Samieh Jabbarin had lost his freedom without having even been indicted. The New Profile activists could face up to 15 years imprisonment each for “inciting and abiding desertion at war” (legally, Israel is perpetually “at war”). And all this, of course, is peanuts compared to the suppression faced by activists in the West Bank , those who assist them, and by all who have the misfortune of living in the Gaza Strip.

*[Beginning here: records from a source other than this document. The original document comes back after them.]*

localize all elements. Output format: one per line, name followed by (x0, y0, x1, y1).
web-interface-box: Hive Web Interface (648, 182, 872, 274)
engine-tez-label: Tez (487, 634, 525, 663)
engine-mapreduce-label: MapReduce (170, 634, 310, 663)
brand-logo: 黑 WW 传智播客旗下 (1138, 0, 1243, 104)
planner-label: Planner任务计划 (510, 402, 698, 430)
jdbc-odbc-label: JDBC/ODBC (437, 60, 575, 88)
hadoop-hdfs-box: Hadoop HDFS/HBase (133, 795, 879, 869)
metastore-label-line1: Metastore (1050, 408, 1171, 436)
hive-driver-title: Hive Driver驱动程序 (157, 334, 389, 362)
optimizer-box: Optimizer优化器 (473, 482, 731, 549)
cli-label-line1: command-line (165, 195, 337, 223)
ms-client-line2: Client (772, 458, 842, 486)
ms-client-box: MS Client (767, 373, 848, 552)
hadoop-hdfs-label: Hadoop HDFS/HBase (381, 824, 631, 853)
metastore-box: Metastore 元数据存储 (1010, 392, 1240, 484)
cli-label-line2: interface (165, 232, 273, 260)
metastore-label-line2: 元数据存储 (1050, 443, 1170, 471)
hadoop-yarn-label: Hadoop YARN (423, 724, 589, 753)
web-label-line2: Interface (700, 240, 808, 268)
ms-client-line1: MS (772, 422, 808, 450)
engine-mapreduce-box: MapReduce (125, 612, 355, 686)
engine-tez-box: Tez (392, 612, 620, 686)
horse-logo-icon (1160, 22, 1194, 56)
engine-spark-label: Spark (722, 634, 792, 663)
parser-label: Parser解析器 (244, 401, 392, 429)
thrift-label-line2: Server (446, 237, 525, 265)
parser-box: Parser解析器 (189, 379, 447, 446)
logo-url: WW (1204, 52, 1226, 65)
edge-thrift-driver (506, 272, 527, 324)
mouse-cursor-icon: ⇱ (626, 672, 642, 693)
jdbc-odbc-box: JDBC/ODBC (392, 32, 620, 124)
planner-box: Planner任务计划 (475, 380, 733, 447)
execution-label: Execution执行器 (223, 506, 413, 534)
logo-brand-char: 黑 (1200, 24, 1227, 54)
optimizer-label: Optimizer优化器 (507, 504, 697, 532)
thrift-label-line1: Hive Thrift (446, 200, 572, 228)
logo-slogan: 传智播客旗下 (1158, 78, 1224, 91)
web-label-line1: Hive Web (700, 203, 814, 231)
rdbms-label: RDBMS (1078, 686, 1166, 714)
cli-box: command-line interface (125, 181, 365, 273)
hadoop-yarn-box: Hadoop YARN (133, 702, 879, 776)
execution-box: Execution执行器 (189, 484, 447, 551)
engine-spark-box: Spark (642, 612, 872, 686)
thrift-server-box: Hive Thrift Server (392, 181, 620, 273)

The trouble with authoritarianism is that it doesn’t always come at once; troops don’t have to flood the streets, a grotesque dictator does not necessarily pop out in the middle of your evening news. These developments seem menacing when gathered in one article, but to most of us Israelis, especially those uninvolved politically, they are secondary news items at best, or else vaguely remembered as temporary and insignificant allowances made for our own safety. The same people who defend every Israeli folly by harping on about it being the only democracy in the Middle East, are tirelessly working to turn it into a caricature autocracy. Most depressingly, even the briefest of glances at comment threads on any Israeli news site suggests that through disinformation and fear-mongering, these efforts enjoy unwavering popular support.